[c-nsp] 2851 throughput / guidance

Matthew Marlowe matt at deploylinux.net
Tue Feb 27 22:50:51 EST 2007


>> Is the IPS being down with the IPS module, or by the router CPU itself?

The existing hw module for the ISR's was IDS only, not IPS, last I checked.
So, yes, IPS gets done by the router CPU -- but you can apply access
lists to finely control what traffic gets inspected, control what ips signatures
are checked, and most of the packets going through IPS stay fast switched.
So, if you pay careful attention you can set whtever level of IPS inspection
you want and therefore control the impact on performance.  

Unfortunately, the IOS IPS feature set does seem to trail the appliance software
unless you're willing to run unstable code.  And, the IPS management tools claim 
to support IOS IPS but perform rather badly unless you're willing to use SDM :)
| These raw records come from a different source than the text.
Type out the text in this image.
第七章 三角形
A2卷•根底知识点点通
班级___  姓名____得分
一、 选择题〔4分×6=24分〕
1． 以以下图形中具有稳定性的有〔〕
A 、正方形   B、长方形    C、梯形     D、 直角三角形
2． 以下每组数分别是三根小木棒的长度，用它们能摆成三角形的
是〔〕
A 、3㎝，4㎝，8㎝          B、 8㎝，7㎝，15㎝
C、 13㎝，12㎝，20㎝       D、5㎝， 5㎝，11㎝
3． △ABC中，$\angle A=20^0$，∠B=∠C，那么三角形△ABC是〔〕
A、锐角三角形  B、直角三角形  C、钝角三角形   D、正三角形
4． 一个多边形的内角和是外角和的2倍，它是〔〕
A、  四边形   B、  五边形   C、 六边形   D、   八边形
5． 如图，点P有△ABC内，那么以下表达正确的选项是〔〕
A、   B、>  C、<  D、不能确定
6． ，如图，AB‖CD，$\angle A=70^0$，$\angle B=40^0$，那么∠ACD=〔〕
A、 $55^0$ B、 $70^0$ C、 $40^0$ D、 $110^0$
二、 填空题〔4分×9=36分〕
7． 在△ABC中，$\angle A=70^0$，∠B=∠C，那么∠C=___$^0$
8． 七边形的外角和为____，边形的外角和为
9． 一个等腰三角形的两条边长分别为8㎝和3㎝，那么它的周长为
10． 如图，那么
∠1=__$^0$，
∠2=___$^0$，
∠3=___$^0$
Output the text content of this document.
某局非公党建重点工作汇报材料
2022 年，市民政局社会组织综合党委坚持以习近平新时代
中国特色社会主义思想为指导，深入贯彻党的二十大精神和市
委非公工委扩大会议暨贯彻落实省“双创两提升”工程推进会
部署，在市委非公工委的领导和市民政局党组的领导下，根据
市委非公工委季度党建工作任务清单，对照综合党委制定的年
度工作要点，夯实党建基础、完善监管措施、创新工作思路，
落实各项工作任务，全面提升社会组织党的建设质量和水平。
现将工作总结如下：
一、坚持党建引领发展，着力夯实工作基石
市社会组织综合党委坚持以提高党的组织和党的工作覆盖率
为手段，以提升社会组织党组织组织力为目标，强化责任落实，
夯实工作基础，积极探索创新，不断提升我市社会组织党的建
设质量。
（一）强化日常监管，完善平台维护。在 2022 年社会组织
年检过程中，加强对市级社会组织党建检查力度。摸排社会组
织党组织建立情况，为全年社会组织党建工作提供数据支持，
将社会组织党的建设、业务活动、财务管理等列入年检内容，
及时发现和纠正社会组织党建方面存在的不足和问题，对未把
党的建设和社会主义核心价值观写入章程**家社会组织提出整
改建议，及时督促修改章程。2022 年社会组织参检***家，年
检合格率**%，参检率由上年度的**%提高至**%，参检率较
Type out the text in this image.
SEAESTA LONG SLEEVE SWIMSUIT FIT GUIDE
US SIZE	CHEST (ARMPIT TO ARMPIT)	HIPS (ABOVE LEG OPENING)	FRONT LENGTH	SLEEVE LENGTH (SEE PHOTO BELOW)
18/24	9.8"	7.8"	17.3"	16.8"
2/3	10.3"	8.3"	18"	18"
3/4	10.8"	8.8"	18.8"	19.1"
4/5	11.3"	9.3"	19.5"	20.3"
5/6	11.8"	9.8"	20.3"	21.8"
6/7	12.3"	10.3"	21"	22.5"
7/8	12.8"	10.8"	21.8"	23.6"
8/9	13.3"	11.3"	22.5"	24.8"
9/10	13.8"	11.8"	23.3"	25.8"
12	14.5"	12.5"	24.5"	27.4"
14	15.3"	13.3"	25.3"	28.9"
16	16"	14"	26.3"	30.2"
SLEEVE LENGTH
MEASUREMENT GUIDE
>> That seems like it'd be a CPU killer if anything would be.  From what
>> the performance doc says for process and fast switched pps, the 2851 is
>> pretty close to an NPE-225.  If you equate CPU power to process-switched
>> PPS, the 2851 should be a little faster than a 3660.
>> 

And I have vague memories from the past about having to disable some ACL's on
a 3662 to handle 80-100Mbps traffic flows... We had ~4 BGP feeds then.